What is your opinion of write-back vs write-through on a UPS protected/monitored LIO target? Do you know how to turn on write-back so I can test it?
Thanks,
Gerald
I think a new change might have been implemented in one of the newer versions, or a change hasn't been made, but lio-utils is calling the wrong configuration name space...
I'll keep you posted if I find anything...
As for write caching, and speeds. I have two HP MSA20 Modular Smart Array's hooked up to my storage box. One has 12 X 250GB drives configured in Raid 5. The second MSA20 is running 5 X 500 GB in Raid 5.
I'm accessing the drives via block IO. The MSA20's have all write caching enabled since all applicable RAID cards, and the controller cards inside of the MSA20s have battery backed cache. I don't know the exact read/write speeds (since VMware is accessing the iSCSI targets), but I'm hitting 120MB/sec when doing things like storage vMotion, etc... I believe I could hit higher speeds, but I'm capped due to network bandwidth.
Keep in mind, I'm running a gigabit network, and my ESXi hosts, and my storage box itself are tanks (multi-core DL360 G5s, multi-core ML350 G5s, plenty of ram (even inside of the SAN server, etc...).
I'm on GigE as well. I modified the LIO 3.5 source code to allow write-back with fileio, and my speeds went up to 40 MB/s. That's still half of EIT. Nicholas Bellinger gave me a tip on speeding thing sup, so I'll be trying that today.
Let me know how it turns out.
PS, 2.6.38 was released yesterday. I havn't confirmed this, but Lio-Target was merged with the kernel source for the release candidates. Since this is "mainline and stable", I'm looking forward to giving it a try.
I'm hoping to get 2.6.38 setup this weekend if I have time (there's never enough time lol).
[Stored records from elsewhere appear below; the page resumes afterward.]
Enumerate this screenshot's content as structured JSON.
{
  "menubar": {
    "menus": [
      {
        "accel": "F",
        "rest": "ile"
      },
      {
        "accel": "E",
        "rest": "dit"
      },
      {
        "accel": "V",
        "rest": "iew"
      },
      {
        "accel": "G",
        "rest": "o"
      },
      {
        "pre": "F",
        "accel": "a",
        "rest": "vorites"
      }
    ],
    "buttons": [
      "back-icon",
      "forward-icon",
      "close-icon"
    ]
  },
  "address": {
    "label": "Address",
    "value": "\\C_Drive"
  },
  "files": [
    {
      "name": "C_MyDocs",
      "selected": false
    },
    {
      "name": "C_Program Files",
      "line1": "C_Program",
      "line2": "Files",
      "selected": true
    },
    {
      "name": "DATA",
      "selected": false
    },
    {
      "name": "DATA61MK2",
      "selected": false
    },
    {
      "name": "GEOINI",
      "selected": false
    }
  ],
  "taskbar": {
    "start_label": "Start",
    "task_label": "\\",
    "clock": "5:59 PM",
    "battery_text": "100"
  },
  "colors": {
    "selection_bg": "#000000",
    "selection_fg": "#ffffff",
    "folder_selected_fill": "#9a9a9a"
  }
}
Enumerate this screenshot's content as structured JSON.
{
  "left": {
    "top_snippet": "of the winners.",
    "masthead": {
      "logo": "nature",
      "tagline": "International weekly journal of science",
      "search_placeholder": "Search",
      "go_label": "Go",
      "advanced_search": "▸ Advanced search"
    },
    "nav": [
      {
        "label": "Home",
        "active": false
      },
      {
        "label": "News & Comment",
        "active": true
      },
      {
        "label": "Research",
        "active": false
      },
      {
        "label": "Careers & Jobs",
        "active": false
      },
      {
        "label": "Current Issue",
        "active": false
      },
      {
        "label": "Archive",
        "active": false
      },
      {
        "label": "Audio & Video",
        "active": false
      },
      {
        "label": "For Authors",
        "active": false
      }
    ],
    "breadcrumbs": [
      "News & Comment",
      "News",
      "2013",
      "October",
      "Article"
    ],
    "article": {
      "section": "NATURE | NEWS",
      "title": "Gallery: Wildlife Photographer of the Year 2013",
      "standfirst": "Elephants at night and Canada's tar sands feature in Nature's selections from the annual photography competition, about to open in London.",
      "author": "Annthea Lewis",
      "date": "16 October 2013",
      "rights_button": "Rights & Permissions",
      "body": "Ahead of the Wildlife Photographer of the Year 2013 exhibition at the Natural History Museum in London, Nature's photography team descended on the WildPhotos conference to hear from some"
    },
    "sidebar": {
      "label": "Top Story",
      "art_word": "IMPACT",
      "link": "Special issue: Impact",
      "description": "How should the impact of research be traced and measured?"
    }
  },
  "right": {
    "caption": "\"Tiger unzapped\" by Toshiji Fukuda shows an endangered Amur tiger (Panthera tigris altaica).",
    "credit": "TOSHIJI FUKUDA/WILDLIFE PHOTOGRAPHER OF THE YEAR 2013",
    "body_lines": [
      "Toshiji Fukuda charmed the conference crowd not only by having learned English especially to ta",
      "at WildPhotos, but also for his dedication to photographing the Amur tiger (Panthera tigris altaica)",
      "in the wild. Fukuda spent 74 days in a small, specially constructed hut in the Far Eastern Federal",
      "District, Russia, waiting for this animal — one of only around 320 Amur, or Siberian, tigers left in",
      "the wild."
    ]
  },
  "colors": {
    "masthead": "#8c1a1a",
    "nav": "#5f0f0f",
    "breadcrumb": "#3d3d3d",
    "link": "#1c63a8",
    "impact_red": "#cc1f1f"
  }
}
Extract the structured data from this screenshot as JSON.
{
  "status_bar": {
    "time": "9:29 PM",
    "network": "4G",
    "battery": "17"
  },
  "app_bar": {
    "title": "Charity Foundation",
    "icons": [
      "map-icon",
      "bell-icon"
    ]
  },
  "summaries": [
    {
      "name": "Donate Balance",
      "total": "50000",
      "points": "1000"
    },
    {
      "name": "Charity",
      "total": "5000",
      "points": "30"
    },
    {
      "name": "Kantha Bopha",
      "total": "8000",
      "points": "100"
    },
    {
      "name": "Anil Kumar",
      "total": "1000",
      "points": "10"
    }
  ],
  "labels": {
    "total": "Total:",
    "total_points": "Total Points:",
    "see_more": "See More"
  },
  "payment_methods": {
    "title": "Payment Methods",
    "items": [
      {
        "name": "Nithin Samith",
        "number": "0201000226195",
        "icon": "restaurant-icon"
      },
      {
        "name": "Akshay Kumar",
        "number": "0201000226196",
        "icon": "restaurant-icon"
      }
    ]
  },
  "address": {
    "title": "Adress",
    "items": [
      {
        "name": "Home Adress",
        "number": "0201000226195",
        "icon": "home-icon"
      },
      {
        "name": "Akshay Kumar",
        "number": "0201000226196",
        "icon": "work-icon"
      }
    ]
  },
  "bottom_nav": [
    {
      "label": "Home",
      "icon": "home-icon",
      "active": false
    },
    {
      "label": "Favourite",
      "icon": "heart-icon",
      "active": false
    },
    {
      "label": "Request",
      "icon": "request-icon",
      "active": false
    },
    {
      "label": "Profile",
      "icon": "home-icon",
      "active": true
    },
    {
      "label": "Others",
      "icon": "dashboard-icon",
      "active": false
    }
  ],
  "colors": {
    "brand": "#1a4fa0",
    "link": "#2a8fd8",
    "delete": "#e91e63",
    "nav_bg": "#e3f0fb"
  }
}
I'm not sure if I'm going to try it on CentOS, but I'll probably get it runnin on the latest Ubuntu.
Sorry for the delay in responding.
Unfortunately, my LIO test machine locked up twice during load testing, with no log file data. I switched back to IET, and the lock ups stopped.
I tried LIO in order to test mulipathing, and although I got balanced load across 3 GigE cards, I saw no speed increase in throughput.
Looks like I'm staying with IET for awhile yet.